‘Human error’ related to emergency shut off led to GE MRI recall notice
A recent FDA Class 1 recall notice affecting thousands of GE Healthcare MRI systems was related to a “single safety incident” in India in which the magnetic rundown unit (MRU) of a system was disconnected, according to GE Healthcare.
“This U.S. FDA notice was not related to any manufacturing defect or product-related error. It was a case of human error on site,” a GE spokesman said in an email to Health Imaging.
The MRU is essentially an emergency shut off switch for an MRI system’s superconducting magnet, which can be engaged should a ferrous object need to be removed from the magnet. GE Healthcare recommends the MRU be checked weekly.
In January, GE Healthcare sent users a letter describing the issue and the process for testing the MRU, and earlier this month, the company issued a voluntary field corrective action. GE Healthcare field service engineers also are in the process of inspecting MRI systems globally at no charge regardless of whether the site has a GE service contract in effect, according to the company.
In the January letter, GE Healthcare described the four-step MRU test as follows:
1. Verify the green CHARGER POWER LED is lit.
2. Depress and hold the TEST BATTERY switch for 15 seconds. The green BATTERY TEST LED should light and remain lit while the TEST BATTERY switch is depressed.

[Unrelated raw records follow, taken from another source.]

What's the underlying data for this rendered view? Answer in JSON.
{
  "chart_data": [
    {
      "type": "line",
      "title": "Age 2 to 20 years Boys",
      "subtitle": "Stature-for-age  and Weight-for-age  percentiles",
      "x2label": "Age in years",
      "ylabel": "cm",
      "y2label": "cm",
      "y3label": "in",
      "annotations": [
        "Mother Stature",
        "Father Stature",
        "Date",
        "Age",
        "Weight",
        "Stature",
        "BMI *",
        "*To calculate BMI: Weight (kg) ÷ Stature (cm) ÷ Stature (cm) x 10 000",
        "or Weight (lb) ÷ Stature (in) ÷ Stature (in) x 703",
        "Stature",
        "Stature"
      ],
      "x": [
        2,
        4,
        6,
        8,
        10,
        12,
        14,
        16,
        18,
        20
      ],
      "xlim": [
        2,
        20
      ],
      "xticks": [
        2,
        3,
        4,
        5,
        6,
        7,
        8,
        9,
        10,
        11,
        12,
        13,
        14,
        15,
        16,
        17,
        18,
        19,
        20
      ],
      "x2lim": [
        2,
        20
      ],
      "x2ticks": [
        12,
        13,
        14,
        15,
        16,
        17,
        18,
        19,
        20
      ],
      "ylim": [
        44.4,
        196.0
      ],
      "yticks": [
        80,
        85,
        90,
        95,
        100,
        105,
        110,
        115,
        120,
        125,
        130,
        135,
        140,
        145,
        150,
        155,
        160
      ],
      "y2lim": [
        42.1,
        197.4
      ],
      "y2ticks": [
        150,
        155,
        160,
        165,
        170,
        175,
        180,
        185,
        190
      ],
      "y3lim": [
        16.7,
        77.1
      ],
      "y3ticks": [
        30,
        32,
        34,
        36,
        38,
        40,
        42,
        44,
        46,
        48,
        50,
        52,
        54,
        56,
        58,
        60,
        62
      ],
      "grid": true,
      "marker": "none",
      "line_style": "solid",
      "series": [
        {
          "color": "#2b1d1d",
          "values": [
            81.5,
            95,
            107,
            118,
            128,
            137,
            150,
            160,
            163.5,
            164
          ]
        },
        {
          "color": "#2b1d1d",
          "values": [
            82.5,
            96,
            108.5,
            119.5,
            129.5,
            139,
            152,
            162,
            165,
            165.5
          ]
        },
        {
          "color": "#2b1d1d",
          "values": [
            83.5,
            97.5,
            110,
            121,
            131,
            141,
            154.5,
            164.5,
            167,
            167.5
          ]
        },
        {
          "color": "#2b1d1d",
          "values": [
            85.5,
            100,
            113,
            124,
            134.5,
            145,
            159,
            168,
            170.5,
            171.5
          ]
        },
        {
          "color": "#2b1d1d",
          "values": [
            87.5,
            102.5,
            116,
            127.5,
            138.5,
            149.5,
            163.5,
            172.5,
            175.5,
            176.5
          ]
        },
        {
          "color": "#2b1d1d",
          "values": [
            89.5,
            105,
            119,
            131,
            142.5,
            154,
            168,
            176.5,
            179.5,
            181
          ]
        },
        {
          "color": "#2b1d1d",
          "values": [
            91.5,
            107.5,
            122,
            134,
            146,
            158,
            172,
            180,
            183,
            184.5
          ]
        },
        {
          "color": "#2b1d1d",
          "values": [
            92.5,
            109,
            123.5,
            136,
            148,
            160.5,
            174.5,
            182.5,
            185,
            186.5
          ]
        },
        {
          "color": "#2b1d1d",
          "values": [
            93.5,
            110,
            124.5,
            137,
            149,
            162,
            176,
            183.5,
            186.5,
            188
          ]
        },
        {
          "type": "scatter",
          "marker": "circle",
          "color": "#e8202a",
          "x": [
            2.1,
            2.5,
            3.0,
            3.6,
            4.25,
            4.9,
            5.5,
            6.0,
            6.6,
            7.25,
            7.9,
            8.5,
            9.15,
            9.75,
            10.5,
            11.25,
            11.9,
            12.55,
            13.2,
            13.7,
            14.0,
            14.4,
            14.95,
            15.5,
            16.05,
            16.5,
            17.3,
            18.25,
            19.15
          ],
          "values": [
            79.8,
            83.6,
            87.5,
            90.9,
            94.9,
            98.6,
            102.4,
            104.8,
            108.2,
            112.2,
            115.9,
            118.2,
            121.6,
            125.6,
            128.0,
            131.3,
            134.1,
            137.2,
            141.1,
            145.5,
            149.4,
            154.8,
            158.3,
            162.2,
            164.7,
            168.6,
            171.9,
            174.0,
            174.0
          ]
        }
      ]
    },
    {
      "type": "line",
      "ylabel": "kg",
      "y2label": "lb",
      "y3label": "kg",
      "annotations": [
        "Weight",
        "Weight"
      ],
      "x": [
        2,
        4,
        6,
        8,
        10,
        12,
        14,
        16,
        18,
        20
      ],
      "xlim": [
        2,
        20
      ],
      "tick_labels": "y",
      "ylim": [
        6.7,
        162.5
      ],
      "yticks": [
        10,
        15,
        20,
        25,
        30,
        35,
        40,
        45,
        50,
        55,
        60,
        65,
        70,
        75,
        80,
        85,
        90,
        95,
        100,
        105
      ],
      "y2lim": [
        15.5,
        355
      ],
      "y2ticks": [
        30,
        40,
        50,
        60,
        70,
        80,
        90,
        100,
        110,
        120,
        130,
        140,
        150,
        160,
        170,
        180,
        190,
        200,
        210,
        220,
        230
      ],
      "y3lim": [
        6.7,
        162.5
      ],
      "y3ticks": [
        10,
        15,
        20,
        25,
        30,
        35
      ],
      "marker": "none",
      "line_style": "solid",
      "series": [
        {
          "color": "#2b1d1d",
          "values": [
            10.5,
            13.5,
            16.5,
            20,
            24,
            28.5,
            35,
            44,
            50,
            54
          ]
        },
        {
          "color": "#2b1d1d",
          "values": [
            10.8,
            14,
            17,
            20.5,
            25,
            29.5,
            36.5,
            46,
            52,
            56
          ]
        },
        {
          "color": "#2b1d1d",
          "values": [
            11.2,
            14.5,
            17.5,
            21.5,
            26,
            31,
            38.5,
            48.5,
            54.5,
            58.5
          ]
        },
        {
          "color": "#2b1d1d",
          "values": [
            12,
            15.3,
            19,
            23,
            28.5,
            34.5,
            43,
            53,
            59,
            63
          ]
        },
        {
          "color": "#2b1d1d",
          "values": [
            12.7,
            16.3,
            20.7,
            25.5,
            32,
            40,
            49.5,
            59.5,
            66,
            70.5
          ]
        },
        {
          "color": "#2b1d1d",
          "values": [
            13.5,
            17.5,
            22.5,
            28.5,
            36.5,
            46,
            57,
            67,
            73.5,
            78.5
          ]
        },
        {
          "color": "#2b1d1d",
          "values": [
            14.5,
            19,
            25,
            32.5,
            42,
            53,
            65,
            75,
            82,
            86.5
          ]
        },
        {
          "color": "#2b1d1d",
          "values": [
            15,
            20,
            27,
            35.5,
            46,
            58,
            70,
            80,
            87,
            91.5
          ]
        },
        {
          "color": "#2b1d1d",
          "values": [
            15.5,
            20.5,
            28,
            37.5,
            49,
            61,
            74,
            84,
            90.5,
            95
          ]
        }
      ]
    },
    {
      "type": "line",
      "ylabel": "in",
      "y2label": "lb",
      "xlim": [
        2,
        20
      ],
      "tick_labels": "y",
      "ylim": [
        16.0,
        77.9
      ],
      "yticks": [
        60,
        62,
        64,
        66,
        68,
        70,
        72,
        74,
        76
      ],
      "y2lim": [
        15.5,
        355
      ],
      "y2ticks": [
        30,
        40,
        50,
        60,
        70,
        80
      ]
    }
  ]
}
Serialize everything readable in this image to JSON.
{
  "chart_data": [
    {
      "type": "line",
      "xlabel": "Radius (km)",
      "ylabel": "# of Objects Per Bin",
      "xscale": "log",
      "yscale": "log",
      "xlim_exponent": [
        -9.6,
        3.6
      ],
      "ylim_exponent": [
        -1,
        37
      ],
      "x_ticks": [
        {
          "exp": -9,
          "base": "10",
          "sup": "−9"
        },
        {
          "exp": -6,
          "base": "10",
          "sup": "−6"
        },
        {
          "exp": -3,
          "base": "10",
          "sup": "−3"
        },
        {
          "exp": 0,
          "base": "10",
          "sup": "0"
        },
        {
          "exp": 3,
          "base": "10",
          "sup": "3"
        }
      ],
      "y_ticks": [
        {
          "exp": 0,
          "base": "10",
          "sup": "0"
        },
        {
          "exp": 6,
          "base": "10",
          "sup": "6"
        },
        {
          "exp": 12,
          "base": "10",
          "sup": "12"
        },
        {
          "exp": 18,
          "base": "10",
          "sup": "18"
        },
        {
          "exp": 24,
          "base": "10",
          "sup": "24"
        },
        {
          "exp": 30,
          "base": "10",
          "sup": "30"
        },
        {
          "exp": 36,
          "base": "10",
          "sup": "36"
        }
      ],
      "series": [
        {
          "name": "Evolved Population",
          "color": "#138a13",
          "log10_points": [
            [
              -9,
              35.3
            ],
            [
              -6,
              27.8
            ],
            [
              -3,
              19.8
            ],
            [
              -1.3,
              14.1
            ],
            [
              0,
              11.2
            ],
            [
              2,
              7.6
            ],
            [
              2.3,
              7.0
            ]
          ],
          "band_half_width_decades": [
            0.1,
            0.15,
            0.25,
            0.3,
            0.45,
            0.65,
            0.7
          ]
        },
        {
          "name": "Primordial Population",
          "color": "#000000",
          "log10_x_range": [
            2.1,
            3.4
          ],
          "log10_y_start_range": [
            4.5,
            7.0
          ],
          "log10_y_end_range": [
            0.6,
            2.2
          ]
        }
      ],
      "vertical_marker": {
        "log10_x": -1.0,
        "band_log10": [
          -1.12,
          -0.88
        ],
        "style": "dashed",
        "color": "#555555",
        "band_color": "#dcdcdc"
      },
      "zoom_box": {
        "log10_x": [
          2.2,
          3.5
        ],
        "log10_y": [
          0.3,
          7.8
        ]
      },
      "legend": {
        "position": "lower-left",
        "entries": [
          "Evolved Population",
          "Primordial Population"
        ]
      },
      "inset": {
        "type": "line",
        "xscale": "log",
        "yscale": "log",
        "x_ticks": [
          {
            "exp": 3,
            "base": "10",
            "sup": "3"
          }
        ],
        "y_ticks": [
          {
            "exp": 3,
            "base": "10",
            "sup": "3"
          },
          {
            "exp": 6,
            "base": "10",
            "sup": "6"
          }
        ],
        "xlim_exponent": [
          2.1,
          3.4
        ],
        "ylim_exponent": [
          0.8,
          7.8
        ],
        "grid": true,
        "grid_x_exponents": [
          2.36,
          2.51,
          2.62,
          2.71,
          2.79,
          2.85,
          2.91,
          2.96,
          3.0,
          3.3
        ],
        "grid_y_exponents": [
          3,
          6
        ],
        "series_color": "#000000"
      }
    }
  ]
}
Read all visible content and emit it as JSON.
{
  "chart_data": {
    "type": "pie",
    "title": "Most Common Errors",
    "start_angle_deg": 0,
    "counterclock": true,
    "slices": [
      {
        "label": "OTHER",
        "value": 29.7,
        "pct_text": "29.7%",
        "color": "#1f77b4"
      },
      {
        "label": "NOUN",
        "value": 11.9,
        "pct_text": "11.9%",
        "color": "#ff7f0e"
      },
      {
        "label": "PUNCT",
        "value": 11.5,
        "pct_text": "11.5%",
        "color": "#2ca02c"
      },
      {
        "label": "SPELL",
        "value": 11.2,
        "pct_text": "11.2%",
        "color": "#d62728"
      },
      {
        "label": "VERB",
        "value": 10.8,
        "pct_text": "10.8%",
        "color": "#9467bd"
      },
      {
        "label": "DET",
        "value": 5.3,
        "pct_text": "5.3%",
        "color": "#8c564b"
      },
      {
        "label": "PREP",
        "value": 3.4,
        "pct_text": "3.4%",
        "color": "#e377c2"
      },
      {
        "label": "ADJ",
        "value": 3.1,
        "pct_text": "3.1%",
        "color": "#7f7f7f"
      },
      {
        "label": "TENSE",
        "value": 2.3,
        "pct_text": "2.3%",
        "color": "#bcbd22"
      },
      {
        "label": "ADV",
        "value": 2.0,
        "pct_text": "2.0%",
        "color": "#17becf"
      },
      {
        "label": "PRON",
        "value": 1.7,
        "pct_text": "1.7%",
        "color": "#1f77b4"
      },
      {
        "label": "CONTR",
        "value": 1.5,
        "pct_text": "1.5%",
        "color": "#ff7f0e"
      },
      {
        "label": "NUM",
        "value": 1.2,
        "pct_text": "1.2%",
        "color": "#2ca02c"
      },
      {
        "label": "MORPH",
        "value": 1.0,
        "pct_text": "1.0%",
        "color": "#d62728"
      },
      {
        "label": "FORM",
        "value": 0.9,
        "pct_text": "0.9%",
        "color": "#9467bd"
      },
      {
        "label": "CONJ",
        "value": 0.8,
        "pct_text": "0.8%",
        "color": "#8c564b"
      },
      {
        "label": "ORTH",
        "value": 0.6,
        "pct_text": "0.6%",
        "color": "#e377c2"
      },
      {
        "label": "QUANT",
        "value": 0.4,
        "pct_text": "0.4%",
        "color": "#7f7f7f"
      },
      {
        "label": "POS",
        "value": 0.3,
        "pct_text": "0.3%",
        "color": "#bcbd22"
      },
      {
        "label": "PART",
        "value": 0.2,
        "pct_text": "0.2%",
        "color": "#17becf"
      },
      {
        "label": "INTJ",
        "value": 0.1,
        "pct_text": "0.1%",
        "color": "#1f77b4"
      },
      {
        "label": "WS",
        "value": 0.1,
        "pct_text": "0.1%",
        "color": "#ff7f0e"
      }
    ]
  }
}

3. Place the TEST HEATER toggle switch in the A position. The green HEATER TEST LED should light. If it does not light, depress TEST HEATER LED switch to verify that the LED is functioning.
4. Place the TEST HEATER toggle switch in the B position. Green HEATER TEST LED should light. If it does not light, depress TEST HEATER LED switch to verify that the LED is functioning.
If the MRU does not perform as described in any of these steps, customers were asked to stop using the system and contact a service representative.